The Bathhouse and the Drinking Fountain: Water’s Legacy in the Islamic City
Water’s importance in Islamic culture has, over the centuries, also left its mark on the design of the city. The fountains, cisterns, and public baths that can still be found today in cities around the Islamic world survive as a physical testimony to the central role water plays in Muslim society.
The hammam, the public bathhouse, has a long history that goes back to pre-Islamic times. Tradition attributes the creation of the bathhouse to King Solomon and Bilqis, the Queen of Sheba (see Al-Tha`labi, The Stories of the Prophets for more on the origin of the hammam). While scholars generally agree that the Prophet (peace and blessings be upon him) never visited a hammam himself, they were much frequented until running water was installed in homes.
While the visit to the hammam was, of course, in the first place part of the purification ritual, the steam and hot water also served medicinal purposes, and many visited them for health reasons. Today hammams are not frequented as often as they were, except in North African countries like Tunisia and Morocco, where visits to the hammam have become a social event as much as a component of the religious ritual.
Before running water was installed in households, inhabitants of the Islamic city fetched their water from fountains, cisterns or wells. In many of the medieval towns, the water source was a place where women and girls met and chatted when they came to fill up their jugs and pitchers every day. Today little remains of these social hubs with the exception of the sabil, the drinking water fountain that existed through the Ottoman Empire.
Sabils were usually charitable donations from rich and powerful citizens, and their water was free for all. They were more than just water sources; soon buildings were designed around them, and they evolved to become architectural features within the urban texture, monuments to water’s holy qualities. Many sabils are combined with small madrasas (schools) on the first floor.
They are called sabil-kuttub, literally “fountains of books” or “fountain schools”. Hidden in the narrow alleys and lanes of Islamic Cairo, the sabil and the sabil-kuttub can still be found. Some are built of wood and decorated with fine carvings; some look like baroque tea pavilions, dripping with ornaments, elaborate stone and metalwork; others are hardly recognizable, crumbling stone structures hidden under layers of grime and dust. Today, as the majority of homes have running water, the sabil has fallen into disuse, though some of the madrasas within them still function.
Shafa and Shirb: Water and Islamic Law
The harsh desert climate of Arabia, the Near East and Saharan North Africa makes water a highly valuable and precious resource here. Islamic law, the Shari`ah, goes into great detail on the subject of water to ensure the fair and equitable distribution of water within the community.

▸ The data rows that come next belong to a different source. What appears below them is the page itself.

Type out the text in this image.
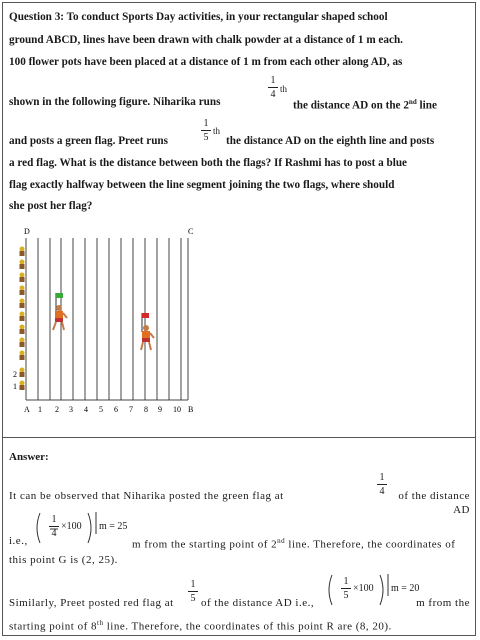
Question 3: To conduct Sports Day activities, in your rectangular shaped school
ground ABCD, lines have been drawn with chalk powder at a distance of 1 m each.
100 flower pots have been placed at a distance of 1 m from each other along AD, as
shown in the following figure. Niharika runs
1
4 th
the distance AD on the 2nd line
and posts a green flag. Preet runs
1
5
th
the distance AD on the eighth line and posts
a red flag. What is the distance between both the flags? If Rashmi has to post a blue
flag exactly halfway between the line segment joining the two flags, where should
she post her flag?
D	C
A	B
1 2 3 4 5 6 7 8 9 10
2
1
Answer:
It can be observed that Niharika posted the green flag at
1
4	of the distance AD
i.e.,
1
4
×100 m = 25
m from the starting point of 2nd line. Therefore, the coordinates of
this point G is (2, 25).
Similarly, Preet posted red flag at
1
5 of the distance AD i.e.,
1
5
×100 m = 20
m from the
starting point of 8th line. Therefore, the coordinates of this point R are (8, 20).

The word “Shari`ah” itself is closely related to water. It is included in early Arab dictionaries and originally meant “the place from which one descends to water”. Before the advent of Islam in Arabia, the shari`ah was, in fact, a series of rules about water use: the shuraat al-maa were the permits that gave right to drinking water. The term later evolved to include the body of laws and rules given by Allah.
Water is a gift from Allah. It is one of the three things that every Muslim is entitled to: grass (pasture for cattle), water, and fire. Water should be freely available to all, and any Muslim who withholds unneeded water commits a sin. The Hadiths say that among the three people Allah will ignore on the Day of Resurrection there will be “the man who, having water in excess of his needs, refuses it to a traveler…” (Abu Dawud and authenticated by Al-Albani)
There are two fundamental precepts that guide the rights to water in the Shari`ah: shafa, the right of thirst, establishes the universal right for humans to quench their thirst and that of their animals; shirb, the right of irrigation, gives all users the right to water their crops. Both rules are interpreted in different ways by the various schools of Islam, and their implementation varies from region to region, from village to village, each community applying the law to suit geographical and social circumstances.